Published: 16-Sep-2011


ART and artefacts providing an insight into one of Surrey's Victorian institutions are to be the focal point of what is believed will be the UK's only museum dedicated to learning disability history. Surrey and Borders Partnership NHS Foundation Trust has donated hundreds of items from the former Royal Earlswood Hospital in Redhill to a new museum at the Down's Syndrome Association headquarters near Teddington in Middlesex. The trust, which now manages NHS learning disability services in the area, has stored most of the collection since the Royal Earlswood closed in 1997 and its own museum had to relocate. Freda Knight, curator and chairman of the Royal Earlswood Museum Committee, said: "Many of the long-stay hospitals had their own museums which were disbanded once they closed.

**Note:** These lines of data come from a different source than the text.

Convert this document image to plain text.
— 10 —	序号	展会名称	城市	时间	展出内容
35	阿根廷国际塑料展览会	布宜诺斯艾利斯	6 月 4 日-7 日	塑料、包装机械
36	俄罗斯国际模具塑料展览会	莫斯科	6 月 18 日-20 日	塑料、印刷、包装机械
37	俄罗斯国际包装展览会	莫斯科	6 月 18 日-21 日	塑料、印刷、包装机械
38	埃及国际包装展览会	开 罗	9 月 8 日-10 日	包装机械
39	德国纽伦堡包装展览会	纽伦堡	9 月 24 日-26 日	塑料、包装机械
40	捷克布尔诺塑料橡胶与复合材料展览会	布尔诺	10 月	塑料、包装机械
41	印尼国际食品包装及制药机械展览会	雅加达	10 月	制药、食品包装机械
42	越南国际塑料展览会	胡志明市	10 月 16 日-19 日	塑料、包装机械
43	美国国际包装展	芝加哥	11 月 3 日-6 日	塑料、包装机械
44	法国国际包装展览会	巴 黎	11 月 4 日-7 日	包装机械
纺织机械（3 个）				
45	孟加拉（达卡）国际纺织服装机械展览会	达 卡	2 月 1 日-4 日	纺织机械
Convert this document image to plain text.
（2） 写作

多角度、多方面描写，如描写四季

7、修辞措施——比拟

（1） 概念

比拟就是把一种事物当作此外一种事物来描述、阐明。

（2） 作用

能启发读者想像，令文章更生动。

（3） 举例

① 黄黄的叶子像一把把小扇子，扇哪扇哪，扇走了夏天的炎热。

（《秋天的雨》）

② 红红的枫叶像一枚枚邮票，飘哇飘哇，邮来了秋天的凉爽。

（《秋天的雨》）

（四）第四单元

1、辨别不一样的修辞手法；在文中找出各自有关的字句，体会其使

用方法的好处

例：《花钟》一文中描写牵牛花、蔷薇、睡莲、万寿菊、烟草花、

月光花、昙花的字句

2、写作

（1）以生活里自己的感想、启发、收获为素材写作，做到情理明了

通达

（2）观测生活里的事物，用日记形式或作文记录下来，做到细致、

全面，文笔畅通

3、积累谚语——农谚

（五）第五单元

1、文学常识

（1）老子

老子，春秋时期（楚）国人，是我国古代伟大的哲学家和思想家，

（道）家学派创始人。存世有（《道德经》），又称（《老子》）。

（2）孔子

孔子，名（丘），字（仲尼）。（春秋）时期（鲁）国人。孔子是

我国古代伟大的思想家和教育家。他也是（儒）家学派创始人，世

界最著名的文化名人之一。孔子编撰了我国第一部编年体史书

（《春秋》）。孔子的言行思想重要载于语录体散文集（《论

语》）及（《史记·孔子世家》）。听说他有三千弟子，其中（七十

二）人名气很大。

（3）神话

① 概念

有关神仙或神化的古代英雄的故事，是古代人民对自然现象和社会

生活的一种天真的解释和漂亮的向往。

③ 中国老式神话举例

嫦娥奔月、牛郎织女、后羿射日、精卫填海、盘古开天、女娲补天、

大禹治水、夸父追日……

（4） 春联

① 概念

Royal Earlswood is particularly important because it was the first hospital of its kind in the country and all the others took its lead. That is why we have been determined to preserve these important works for future generations." Highlights of the collection include around 60 pieces of work by James Henry Pullen. Around 200 other items demonstrate the varied everyday life at the hospital. Fiona Edwards, chief executive of Surrey and Borders Partnership NHS Foundation Trust, said: "Royal Earlswood Hospital has played a huge part in shaping the way that care and support for people with a learning disability has developed over the past 200 years."